Don himself fell on hard times soon into the Sixties. Due to the rigors of the road, he began using then-legal Ritalin. “People didn’t understand drugs that well then,” he told Rolling Stone. “They didn’t know what they were messing with. It was a real disaster for a lot of people, and it was a disaster for me. It just got me strung out. I got so far out there. I didn’t know what I wads doing.”
Everly recovered, divorced and remarried. He and his brother signed up for the Marine Corps reserves to avoid being drafted, but once they were out, Don began using barbiturates. In London in 1962, he tried to take his own life with two different attempted pill overdoses and was committed to a hospital, where he underwent shock therapy. “It was pretty primitive treatment at the time — once they gave it to you, you couldn’t remember how long you’d been there,” Don said. “It knocked me back for a long time. I thought I’d never write again.”

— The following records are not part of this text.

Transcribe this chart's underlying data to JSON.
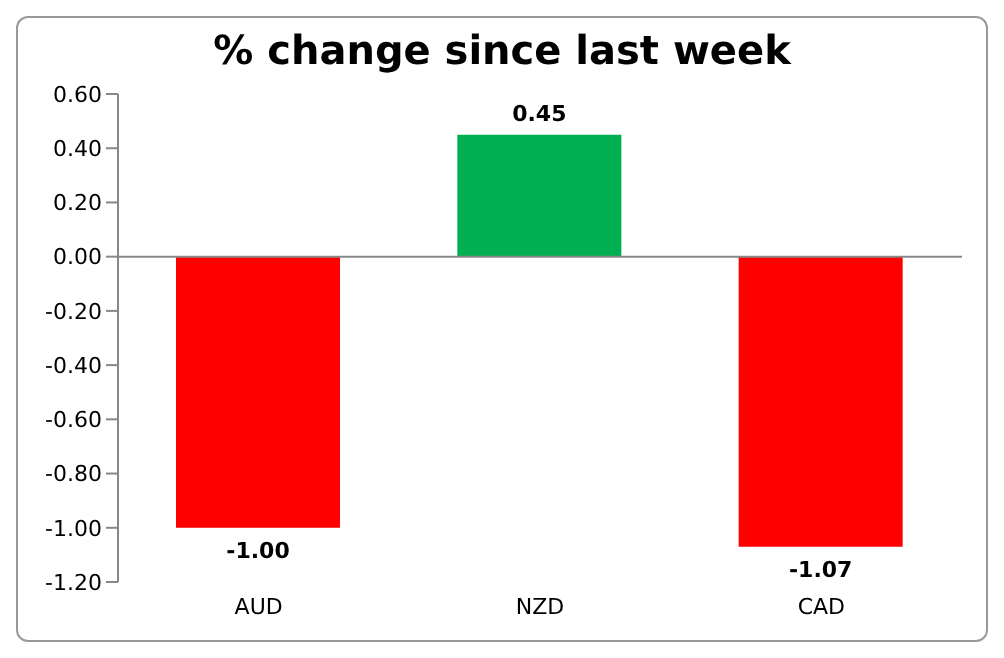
{
  "chart_data": {
    "type": "bar",
    "title": "% change since last week",
    "categories": [
      "AUD",
      "NZD",
      "CAD"
    ],
    "values": [
      -1.0,
      0.45,
      -1.07
    ],
    "colors": [
      "#ff0000",
      "#00b050",
      "#ff0000"
    ],
    "value_labels": [
      "-1.00",
      "0.45",
      "-1.07"
    ],
    "ylim": [
      -1.2,
      0.6
    ],
    "yticks": [
      {
        "value": 0.6,
        "label": "0.60"
      },
      {
        "value": 0.4,
        "label": "0.40"
      },
      {
        "value": 0.2,
        "label": "0.20"
      },
      {
        "value": 0,
        "label": "0.00"
      },
      {
        "value": -0.2,
        "label": "-0.20"
      },
      {
        "value": -0.4,
        "label": "-0.40"
      },
      {
        "value": -0.6,
        "label": "-0.60"
      },
      {
        "value": -0.8,
        "label": "-0.80"
      },
      {
        "value": -1.0,
        "label": "-1.00"
      },
      {
        "value": -1.2,
        "label": "-1.20"
      }
    ],
    "legend": false
  }
}
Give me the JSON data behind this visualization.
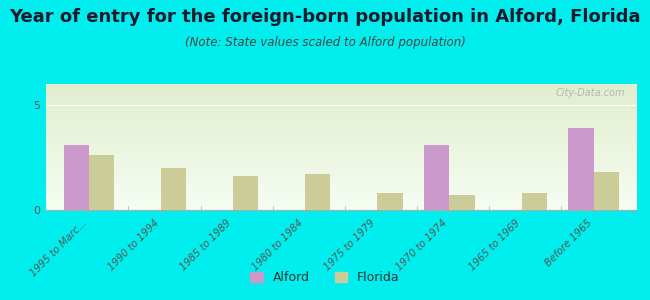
{
  "title": "Year of entry for the foreign-born population in Alford, Florida",
  "subtitle": "(Note: State values scaled to Alford population)",
  "categories": [
    "1995 to Marc...",
    "1990 to 1994",
    "1985 to 1989",
    "1980 to 1984",
    "1975 to 1979",
    "1970 to 1974",
    "1965 to 1969",
    "Before 1965"
  ],
  "alford_values": [
    3.1,
    0,
    0,
    0,
    0,
    3.1,
    0,
    3.9
  ],
  "florida_values": [
    2.6,
    2.0,
    1.6,
    1.7,
    0.8,
    0.7,
    0.8,
    1.8
  ],
  "alford_color": "#cc99cc",
  "florida_color": "#cccc99",
  "background_color": "#00eeee",
  "ylim": [
    0,
    6
  ],
  "yticks": [
    0,
    5
  ],
  "bar_width": 0.35,
  "title_fontsize": 13,
  "subtitle_fontsize": 8.5,
  "title_color": "#1a1a2e",
  "subtitle_color": "#444444",
  "watermark": "City-Data.com"
}
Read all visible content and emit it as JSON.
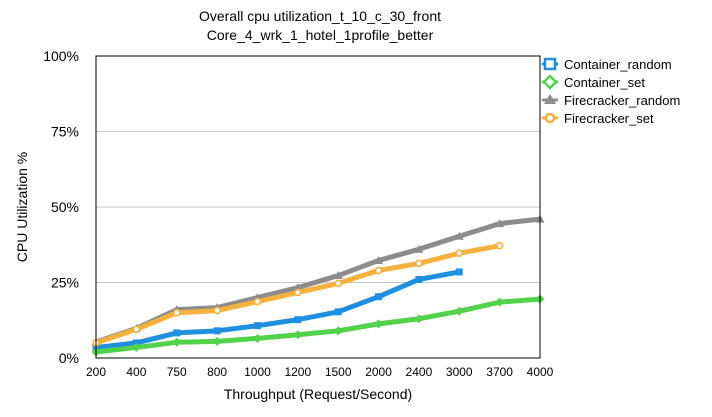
{
  "chart_data": {
    "type": "line",
    "title_line1": "Overall cpu utilization_t_10_c_30_front",
    "title_line2": "Core_4_wrk_1_hotel_1profile_better",
    "xlabel": "Throughput (Request/Second)",
    "ylabel": "CPU Utilization %",
    "categories": [
      "200",
      "400",
      "750",
      "800",
      "1000",
      "1200",
      "1500",
      "2000",
      "2400",
      "3000",
      "3700",
      "4000"
    ],
    "y_ticks": [
      "0%",
      "25%",
      "50%",
      "75%",
      "100%"
    ],
    "ylim": [
      0,
      100
    ],
    "grid": "horizontal",
    "legend_position": "right",
    "series": [
      {
        "name": "Container_random",
        "color": "#1f8fe0",
        "marker": "square",
        "values": [
          3.5,
          5,
          8.3,
          9,
          10.7,
          12.7,
          15.3,
          20.3,
          26,
          28.5,
          null,
          null
        ]
      },
      {
        "name": "Container_set",
        "color": "#52d14b",
        "marker": "diamond",
        "values": [
          2,
          3.5,
          5.2,
          5.5,
          6.5,
          7.7,
          9,
          11.3,
          13,
          15.5,
          18.5,
          19.5
        ]
      },
      {
        "name": "Firecracker_random",
        "color": "#8c8c8c",
        "marker": "triangle",
        "values": [
          5.3,
          9.8,
          16,
          16.7,
          20,
          23.3,
          27.3,
          32.3,
          36,
          40.3,
          44.5,
          46
        ]
      },
      {
        "name": "Firecracker_set",
        "color": "#f5b13d",
        "marker": "circle",
        "values": [
          5,
          9.5,
          15,
          15.7,
          18.7,
          21.7,
          24.7,
          29,
          31.3,
          34.7,
          37.2,
          null
        ]
      }
    ]
  }
}
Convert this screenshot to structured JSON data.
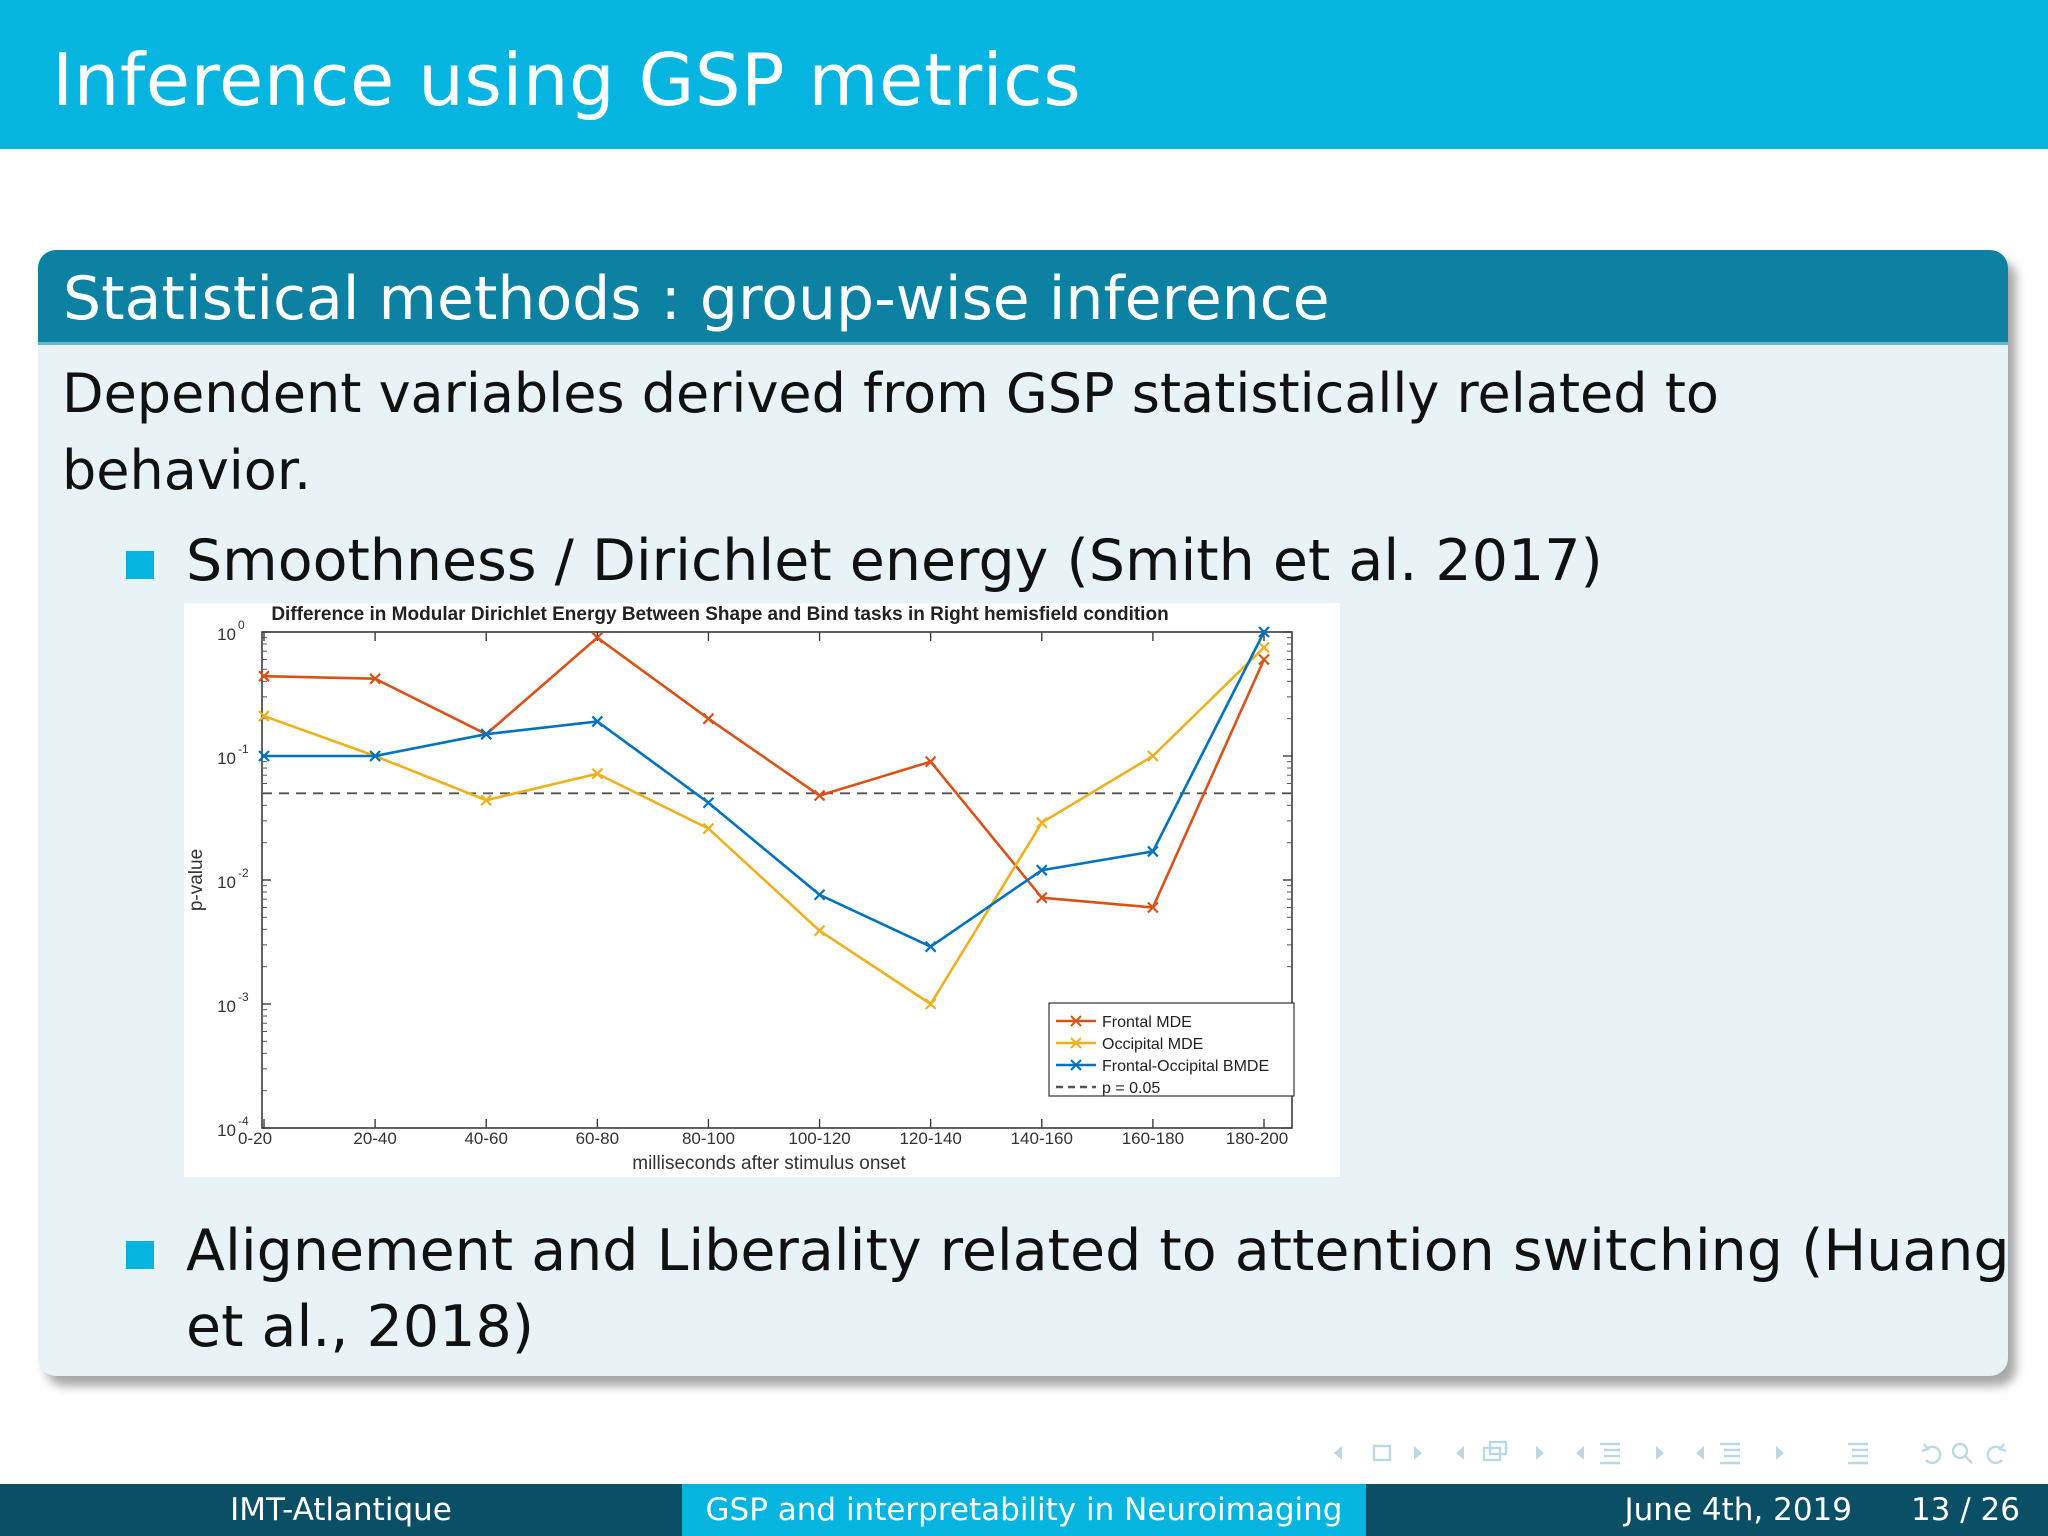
{
  "slide": {
    "title": "Inference using GSP metrics",
    "block_title": "Statistical methods : group-wise inference",
    "intro_text": "Dependent variables derived from GSP statistically related to behavior.",
    "bullets": [
      {
        "text": "Smoothness / Dirichlet energy (Smith et al. 2017)"
      },
      {
        "text": "Alignement and Liberality related to attention switching (Huang et al., 2018)"
      }
    ]
  },
  "footer": {
    "institution": "IMT-Atlantique",
    "talk_title": "GSP and interpretability in Neuroimaging",
    "date": "June 4th, 2019",
    "page": "13 / 26"
  },
  "colors": {
    "header": "#06b4e0",
    "block_header": "#0c81a1",
    "block_body": "#e8f3f7",
    "footer_dark": "#0b4f66",
    "frontal": "#d95319",
    "occipital": "#edb120",
    "bmde": "#0072bd"
  },
  "chart_data": {
    "type": "line",
    "title": "Difference in Modular Dirichlet Energy Between Shape and Bind tasks in Right hemisfield condition",
    "xlabel": "milliseconds after stimulus onset",
    "ylabel": "p-value",
    "yscale": "log",
    "ylim": [
      0.0001,
      1
    ],
    "yticks": [
      {
        "base": "10",
        "exp": "-4",
        "value": 0.0001
      },
      {
        "base": "10",
        "exp": "-3",
        "value": 0.001
      },
      {
        "base": "10",
        "exp": "-2",
        "value": 0.01
      },
      {
        "base": "10",
        "exp": "-1",
        "value": 0.1
      },
      {
        "base": "10",
        "exp": "0",
        "value": 1
      }
    ],
    "categories": [
      "0-20",
      "20-40",
      "40-60",
      "60-80",
      "80-100",
      "100-120",
      "120-140",
      "140-160",
      "160-180",
      "180-200"
    ],
    "series": [
      {
        "name": "Frontal MDE",
        "color": "#d95319",
        "values": [
          0.44,
          0.42,
          0.15,
          0.9,
          0.2,
          0.048,
          0.09,
          0.0072,
          0.006,
          0.6
        ]
      },
      {
        "name": "Occipital MDE",
        "color": "#edb120",
        "values": [
          0.21,
          0.1,
          0.044,
          0.072,
          0.026,
          0.0039,
          0.001,
          0.029,
          0.1,
          0.75
        ]
      },
      {
        "name": "Frontal-Occipital BMDE",
        "color": "#0072bd",
        "values": [
          0.1,
          0.1,
          0.15,
          0.19,
          0.042,
          0.0076,
          0.0029,
          0.012,
          0.017,
          1.0
        ]
      }
    ],
    "threshold": {
      "name": "p = 0.05",
      "value": 0.05
    },
    "legend_position": "bottom-right"
  }
}
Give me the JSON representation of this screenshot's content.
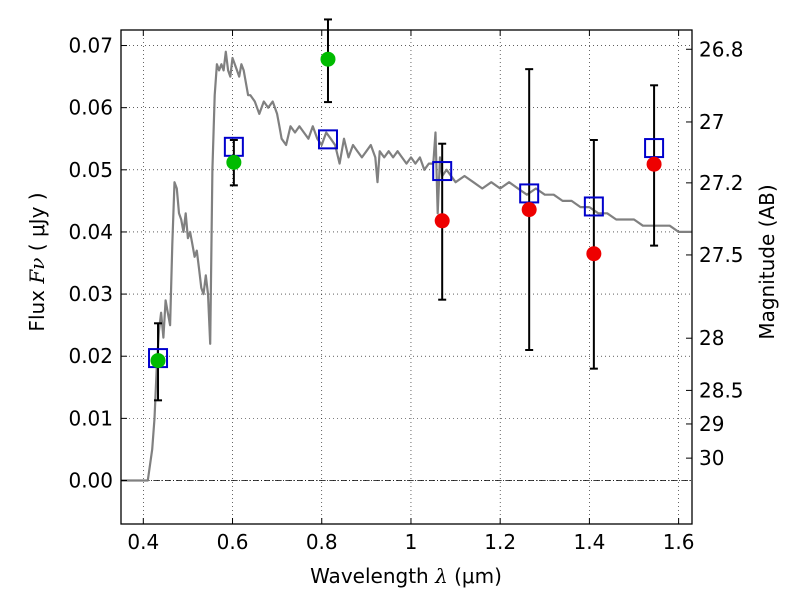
{
  "chart_data": {
    "type": "scatter",
    "xlabel": {
      "prefix": "Wavelength  ",
      "symbol": "λ",
      "units": "(μm)"
    },
    "ylabel": {
      "prefix": "Flux  ",
      "symbol": "Fν",
      "units": "( μJy )"
    },
    "y2label": "Magnitude (AB)",
    "xlim": [
      0.35,
      1.63
    ],
    "ylim": [
      -0.007,
      0.0725
    ],
    "grid": true,
    "xticks": [
      {
        "v": 0.4,
        "label": "0.4"
      },
      {
        "v": 0.6,
        "label": "0.6"
      },
      {
        "v": 0.8,
        "label": "0.8"
      },
      {
        "v": 1.0,
        "label": "1"
      },
      {
        "v": 1.2,
        "label": "1.2"
      },
      {
        "v": 1.4,
        "label": "1.4"
      },
      {
        "v": 1.6,
        "label": "1.6"
      }
    ],
    "yticks": [
      {
        "v": 0.0,
        "label": "0.00"
      },
      {
        "v": 0.01,
        "label": "0.01"
      },
      {
        "v": 0.02,
        "label": "0.02"
      },
      {
        "v": 0.03,
        "label": "0.03"
      },
      {
        "v": 0.04,
        "label": "0.04"
      },
      {
        "v": 0.05,
        "label": "0.05"
      },
      {
        "v": 0.06,
        "label": "0.06"
      },
      {
        "v": 0.07,
        "label": "0.07"
      }
    ],
    "magnitude_ticks": [
      {
        "v": 0.0694,
        "label": "26.8"
      },
      {
        "v": 0.0577,
        "label": "27"
      },
      {
        "v": 0.0479,
        "label": "27.2"
      },
      {
        "v": 0.0363,
        "label": "27.5"
      },
      {
        "v": 0.0229,
        "label": "28"
      },
      {
        "v": 0.0145,
        "label": "28.5"
      },
      {
        "v": 0.0091,
        "label": "29"
      },
      {
        "v": 0.0036,
        "label": "30"
      }
    ],
    "series": [
      {
        "kind": "line",
        "color": "#808080",
        "points": [
          [
            0.35,
            0.0
          ],
          [
            0.4,
            0.0
          ],
          [
            0.41,
            0.0
          ],
          [
            0.42,
            0.005
          ],
          [
            0.425,
            0.01
          ],
          [
            0.43,
            0.018
          ],
          [
            0.435,
            0.024
          ],
          [
            0.44,
            0.027
          ],
          [
            0.445,
            0.023
          ],
          [
            0.45,
            0.029
          ],
          [
            0.455,
            0.027
          ],
          [
            0.46,
            0.025
          ],
          [
            0.465,
            0.038
          ],
          [
            0.47,
            0.048
          ],
          [
            0.475,
            0.047
          ],
          [
            0.48,
            0.043
          ],
          [
            0.485,
            0.042
          ],
          [
            0.49,
            0.04
          ],
          [
            0.495,
            0.043
          ],
          [
            0.5,
            0.039
          ],
          [
            0.505,
            0.04
          ],
          [
            0.51,
            0.038
          ],
          [
            0.515,
            0.036
          ],
          [
            0.52,
            0.037
          ],
          [
            0.525,
            0.034
          ],
          [
            0.53,
            0.031
          ],
          [
            0.535,
            0.03
          ],
          [
            0.54,
            0.033
          ],
          [
            0.545,
            0.03
          ],
          [
            0.55,
            0.022
          ],
          [
            0.555,
            0.05
          ],
          [
            0.56,
            0.062
          ],
          [
            0.565,
            0.067
          ],
          [
            0.57,
            0.066
          ],
          [
            0.575,
            0.067
          ],
          [
            0.58,
            0.066
          ],
          [
            0.585,
            0.069
          ],
          [
            0.59,
            0.066
          ],
          [
            0.595,
            0.065
          ],
          [
            0.6,
            0.068
          ],
          [
            0.605,
            0.067
          ],
          [
            0.61,
            0.066
          ],
          [
            0.615,
            0.065
          ],
          [
            0.62,
            0.067
          ],
          [
            0.625,
            0.066
          ],
          [
            0.63,
            0.064
          ],
          [
            0.635,
            0.062
          ],
          [
            0.64,
            0.062
          ],
          [
            0.65,
            0.061
          ],
          [
            0.66,
            0.059
          ],
          [
            0.67,
            0.061
          ],
          [
            0.68,
            0.06
          ],
          [
            0.69,
            0.061
          ],
          [
            0.7,
            0.059
          ],
          [
            0.705,
            0.057
          ],
          [
            0.71,
            0.055
          ],
          [
            0.72,
            0.054
          ],
          [
            0.73,
            0.057
          ],
          [
            0.74,
            0.056
          ],
          [
            0.75,
            0.057
          ],
          [
            0.76,
            0.056
          ],
          [
            0.77,
            0.055
          ],
          [
            0.78,
            0.057
          ],
          [
            0.79,
            0.055
          ],
          [
            0.8,
            0.054
          ],
          [
            0.81,
            0.056
          ],
          [
            0.82,
            0.055
          ],
          [
            0.83,
            0.054
          ],
          [
            0.84,
            0.051
          ],
          [
            0.85,
            0.055
          ],
          [
            0.86,
            0.052
          ],
          [
            0.87,
            0.054
          ],
          [
            0.88,
            0.053
          ],
          [
            0.89,
            0.052
          ],
          [
            0.9,
            0.053
          ],
          [
            0.91,
            0.054
          ],
          [
            0.92,
            0.052
          ],
          [
            0.925,
            0.048
          ],
          [
            0.93,
            0.053
          ],
          [
            0.94,
            0.052
          ],
          [
            0.95,
            0.053
          ],
          [
            0.96,
            0.052
          ],
          [
            0.97,
            0.053
          ],
          [
            0.98,
            0.052
          ],
          [
            0.99,
            0.051
          ],
          [
            1.0,
            0.052
          ],
          [
            1.01,
            0.051
          ],
          [
            1.02,
            0.052
          ],
          [
            1.03,
            0.05
          ],
          [
            1.04,
            0.051
          ],
          [
            1.05,
            0.051
          ],
          [
            1.055,
            0.056
          ],
          [
            1.06,
            0.043
          ],
          [
            1.065,
            0.052
          ],
          [
            1.07,
            0.049
          ],
          [
            1.08,
            0.05
          ],
          [
            1.09,
            0.049
          ],
          [
            1.1,
            0.048
          ],
          [
            1.12,
            0.049
          ],
          [
            1.14,
            0.048
          ],
          [
            1.16,
            0.047
          ],
          [
            1.18,
            0.048
          ],
          [
            1.2,
            0.047
          ],
          [
            1.22,
            0.048
          ],
          [
            1.24,
            0.047
          ],
          [
            1.26,
            0.046
          ],
          [
            1.28,
            0.047
          ],
          [
            1.3,
            0.046
          ],
          [
            1.32,
            0.046
          ],
          [
            1.34,
            0.045
          ],
          [
            1.36,
            0.045
          ],
          [
            1.38,
            0.044
          ],
          [
            1.4,
            0.044
          ],
          [
            1.42,
            0.043
          ],
          [
            1.44,
            0.043
          ],
          [
            1.46,
            0.042
          ],
          [
            1.48,
            0.042
          ],
          [
            1.5,
            0.042
          ],
          [
            1.52,
            0.041
          ],
          [
            1.54,
            0.041
          ],
          [
            1.56,
            0.041
          ],
          [
            1.58,
            0.041
          ],
          [
            1.6,
            0.04
          ],
          [
            1.62,
            0.04
          ],
          [
            1.63,
            0.04
          ]
        ]
      },
      {
        "kind": "squares",
        "color": "#0000cc",
        "points": [
          [
            0.433,
            0.0197
          ],
          [
            0.603,
            0.0537
          ],
          [
            0.814,
            0.0549
          ],
          [
            1.07,
            0.0498
          ],
          [
            1.265,
            0.0462
          ],
          [
            1.41,
            0.0441
          ],
          [
            1.545,
            0.0535
          ]
        ]
      },
      {
        "kind": "points",
        "color": "#00bb00",
        "points": [
          [
            0.433,
            0.0193,
            0.0129,
            0.0253
          ],
          [
            0.603,
            0.0512,
            0.0475,
            0.0548
          ],
          [
            0.814,
            0.0678,
            0.0609,
            0.0742
          ]
        ]
      },
      {
        "kind": "points",
        "color": "#ee0000",
        "points": [
          [
            1.07,
            0.0418,
            0.0291,
            0.0542
          ],
          [
            1.265,
            0.0436,
            0.021,
            0.0662
          ],
          [
            1.41,
            0.0365,
            0.018,
            0.0548
          ],
          [
            1.545,
            0.0509,
            0.0378,
            0.0636
          ]
        ]
      }
    ]
  }
}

Although many of the British Invasion and American bands of the Sixties were huge admirers of the Everlys, the brothers struggled musically during that decade. Don loved hanging out with the likes of Jimi Hendrix and Joni Mitchell, but the Everlys were considered relics from rock’s past. (One high point was the 1968 country-rock album Roots.) Finally, in 1973, they broke up onstage; Phil smashed his guitar and stormed off, and a drunken Don told the crowd, “The Everly Brothers died 10 years ago.” (He later came to regret that comment.) “We had been working our buns off for years,” he later told RS. “We were just strapped together like a team of horses.”
The brothers didn’t speak for a decade and went on to record less well-received solo albums. But in 1983, at Don’s instigation, the brothers reunited for a rapturously received concert at London’s Royal Albert Hall, which resulted in three more studio albums in the Eighties. (The first, 1984’s EB84, included three fine originals by Don: “Asleep,” “You Make It Seem So Easy,” and “Following the Sun.”) The resulting albums weren’t as commercially successful as the brothers’ earlier work, but the brothers continued to tour sporadically. Their last high-profile gig was a guest appearance on Simon & Garfunkel’s 2003 reunion tour. Of the brothers’ harmonies during those shows, Paul Simon would later note, “After all these years, it was still that sound I fell in love with as a kid. It was still perfect.”
Given the differences in their lifestyles, it was ironic that Don would outlive his younger brother. While Phil was known as the low-key homebody, Don loved the rock & roll lifestyle. In 1986, RS described him as “a lover of good food, fine Beaujolais and beautiful women.” He later admitted to writing “(‘Til) I Kissed You” about an obsession he had with a woman he met on tour in Australia when he was married.
The brothers still had their differences over the years. They lived in separate cities (for a while, each went back and forth between Nashville and Los Angeles) and would record their vocals separately for their 1980s reunion albums. At the time of Phil’s death, they hadn’t sung together onstage in almost a decade. Don always acknowledged those differences and disagreements — but also the bond they had when they shared a microphone. “We give each other a lot of space,” he said in 1999. “We say hello, we sometimes have a meal together. … Everything is different about us, except when we sing together.”